First, there is the role of religious orthodoxy as it played out in 1777 America, but this looks very familiar today, given our Christian fundamentalists, the Islamic extremists, all of the misery still with us visited upon us by religious know it alls who think they alone have heard God talking to them. And it makes them and us miserable.

The orthodox, self righteous exemplar is the mother, who is oh so right, and her orthodoxy makes for a very mean and vicious life--the sort of person like that father in Afghanistan who beheaded his own daughter for her lack of virtue in his eyes. 

Then there is the man who sees the evil done by organized religion and proclaims himself  a disciple of The Devil. His reasoning is, if God really says what these devout fundamentalists say, then he wants to align himself with whoever opposes that. It is not quite Billy Joel's "I'd rather laugh with the sinners than cry with the saints." It goes beyond that.
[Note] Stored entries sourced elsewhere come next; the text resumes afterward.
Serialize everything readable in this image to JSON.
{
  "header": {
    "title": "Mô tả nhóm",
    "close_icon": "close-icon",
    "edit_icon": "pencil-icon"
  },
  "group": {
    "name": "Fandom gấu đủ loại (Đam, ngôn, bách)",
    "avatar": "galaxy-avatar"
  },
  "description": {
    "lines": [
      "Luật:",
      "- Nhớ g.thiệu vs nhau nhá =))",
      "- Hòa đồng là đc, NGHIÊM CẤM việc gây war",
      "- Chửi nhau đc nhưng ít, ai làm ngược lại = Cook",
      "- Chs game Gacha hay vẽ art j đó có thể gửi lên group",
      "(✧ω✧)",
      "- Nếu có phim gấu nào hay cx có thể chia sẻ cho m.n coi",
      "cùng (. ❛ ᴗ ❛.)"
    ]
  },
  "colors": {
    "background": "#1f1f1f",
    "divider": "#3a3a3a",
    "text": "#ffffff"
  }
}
It is to say, "If this is where piety brings you, then let me go in the opposite direction."  So if you would condemn a pregnant woman to be stoned to death, then I will oppose that.
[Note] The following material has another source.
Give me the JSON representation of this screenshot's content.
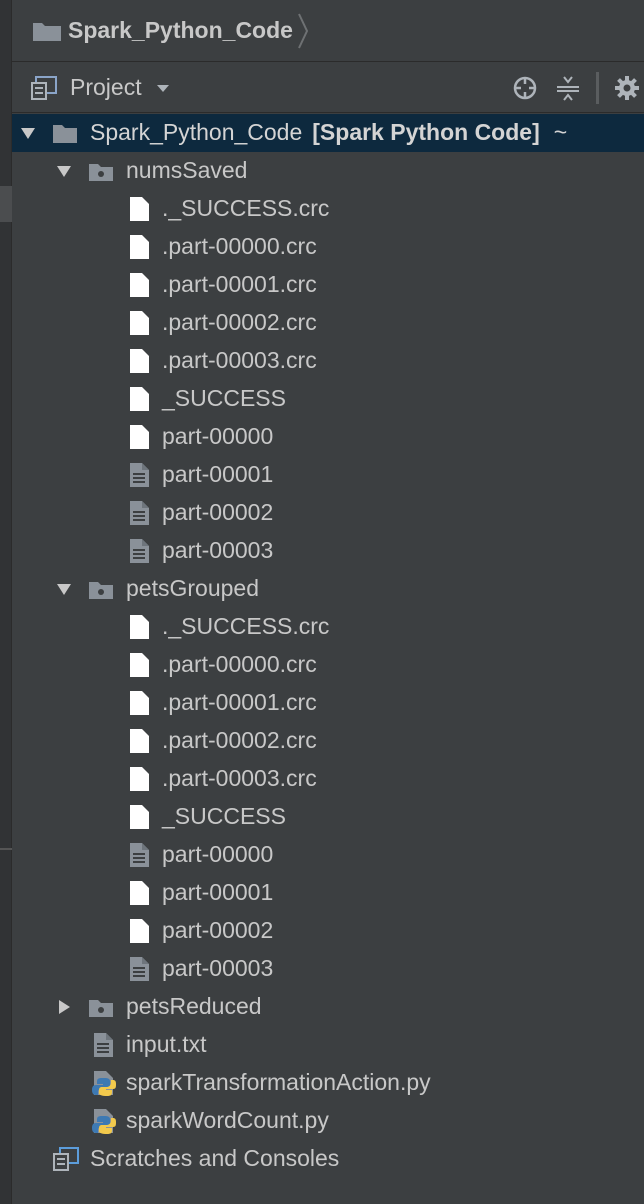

And the bigger point is ideology leads to action, eventually. So, the disciple of the Devil, who has rejected all the "moral" people, when faced with a decision to take action does the most moral thing he can do. He is faced with being arrested by mistake and being hanged or he can reveal the arresting officers are making a mistake and he is not the man they are looking for, but if he reveals this, the man they are looking for will be found and put to death. He cannot abide to being part of this murder, so he simply does not correct the mistake, says nothing and heads off to the gallows. 

The woman, who had vilified him for the words of rebellion he had spoken sees the nobility of his action and is brought low--very much like Jarvert in Les Miserables, who has justified his own cruelty toward the "criminals" he pursues by thinking these criminals as evil and deserving of the cruelty they suffer. So she now faces this latter day Sidney Carton, from A Tale of Two Cities.  But unlike Sidney, who looks forward to his heavenly redemption by doing a far, far better thing in going to his death, Shaw's hero is saddened and angry at the prospect of his impending death. He will not back off, however, because he simply cannot bring himself to cause the death of another man, even to save his own life.

Along the way, we see the epitome of the organization man, General Burgoyne, an aristocratic Englishman, who is perfectly willing to put a man to death because it is convenient and because it serves the purpose of "sending a message" to the community about who is in charge. He is pleasant, urbane, funny, attractive and evil.  He is the Mitt Romney of 1777. He could destroy the lives of a hundred employees and not lose a wink of sleep, because he is simply doing his job and maintaining his income. The only thing which upsets him is when the system becomes dysfunctional. 

So there are lessons echoing through time from Shaw in 1897 to New Hampshire in 2012.  If there is a Heaven up above, from which Shaw could look down and see us talk about him today, then he is smiling now.